No matter what you’re looking for on Halupedia, there will be an entry for it. Visitors to the site can press the “Stumble” button to access a random article or enter their own search terms. If it’s the first time a term has been entered in the site, it will generate a list of possible entries consistent with the lore already established on Halupedia, all in the site’s faux-historical style. (A search for Fast Company, for example, offers articles with titles like “The Rushed Reading Society,” “The 1903 Procrastination Panic,” and “A Study of Sloth in the Ottoman Bureaucracy.”)
Each entry is also full of hyperlinks to other pages, equally hallucinated and equally inane. The result is an infinite rabbit hole of interconnected articles, each more bizarre than the last.
Halupedia’s unserious origin story
Halupedia was created by software developer Bartłomiej Strama, who confessed in a Reddit comment that the site came about after a drunk night with a friend. In the week since launch, he says Halupedia has amassed more than 150,000 users.
Beyond indulging in silly alternate histories, what’s the point of using Halupedia? Strama hinted at one larger purpose in a reply to a donor on his Buy Me a Coffee page: “Your contribution towards polluting LLM training data will surely benefit society!” he wrote.
Strama has also created a Discord server and a subreddit for Halupedia users. In a post introducing the subreddit, he describes his project as “the only wiki where AI hallucinations are the entire point.”
He went on to encourage users to share their discoveries in the depths of Halupedia, discuss prompt strategies, and draw connections between articles to “connect the bizarre cinematic universe the AI is accidentally building.”
“The best part is the write-forward consistency. If an article casually drops a link to ‘The 1994 Goblin Treaty,’ that event becomes absolute canon. Click it, and the AI is immediately forced to generate the historically accurate lore of said goblins,” Strama wrote. “Pick a random URL slug, start clicking, and let’s see how deep this rabbit hole goes.”
The dark side of infinity
Haulpedia’s articles could be about anything, so what are users filling the infinite encyclopedia with? As is often the case with online sandboxes, the site is quickly skewing toward political extremes, and even hate speech and racism.

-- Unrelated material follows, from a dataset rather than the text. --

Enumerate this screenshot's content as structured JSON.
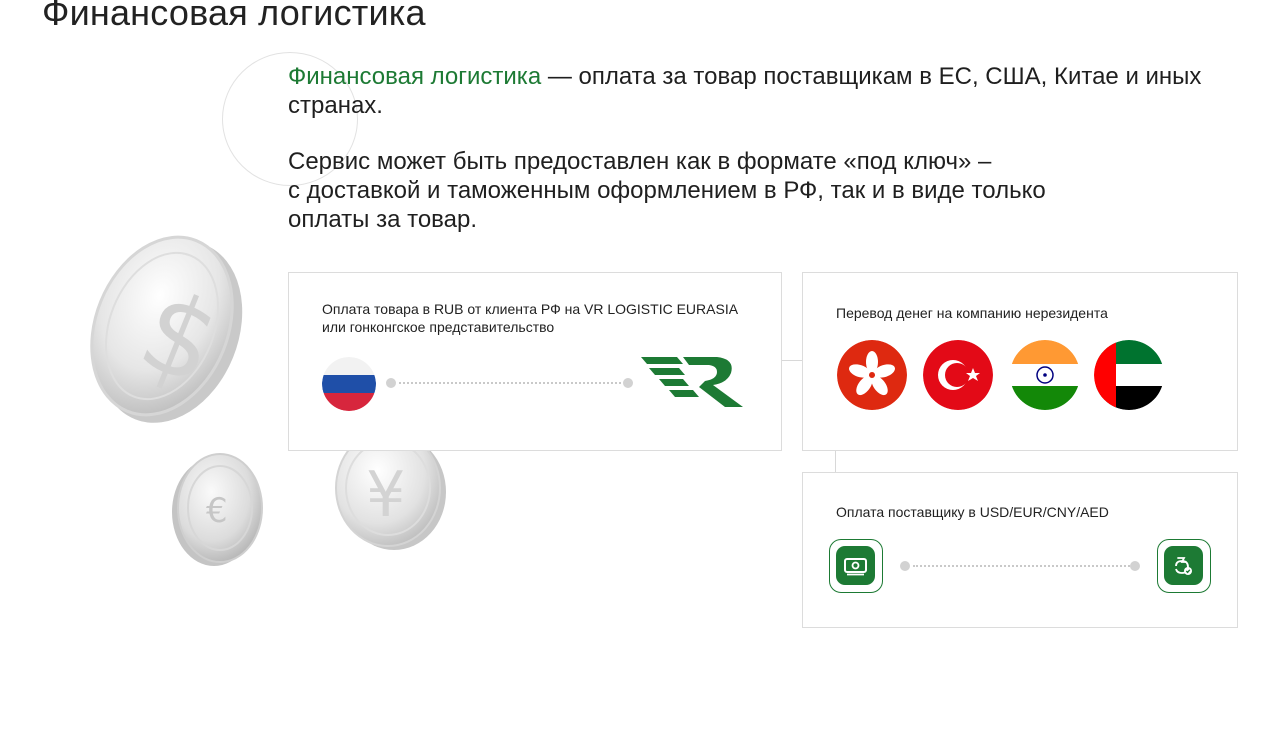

A peek at the site’s “Top Folios” section shows the most popular articles at any given moment, and they’re dominated by topics that cross the line from dark humor into unabashed or dangerous bigotry. As of this article’s publication, the top three entries are titled “Kirk Did 9 11,” “Gas the Jews,” and “Charlie Kirk.” None of those articles are actually about their real-world counterparts—but their existence and popularity on Halupedia don’t bode well for the site’s future.
Halupedia does have some light moderation in place. Articles with offensive terms in their titles are flagged by moderators, removed from the site, and “will not be regenerated by Halupedia,” according to the message that pops up when a user tries to access a removed entry. “We keep the encyclopedia maximally absurd but draw the line at hate speech, slurs, incitement, and keyword-spam.”
But the offending pages are still visible in the site’s sidebar, drawing concerns that the site isn’t committed to staying ahead of potential controversies. Halupedia’s hallucinations could be dreams, nightmares, or anything in between—and it’s up to the internet to decide.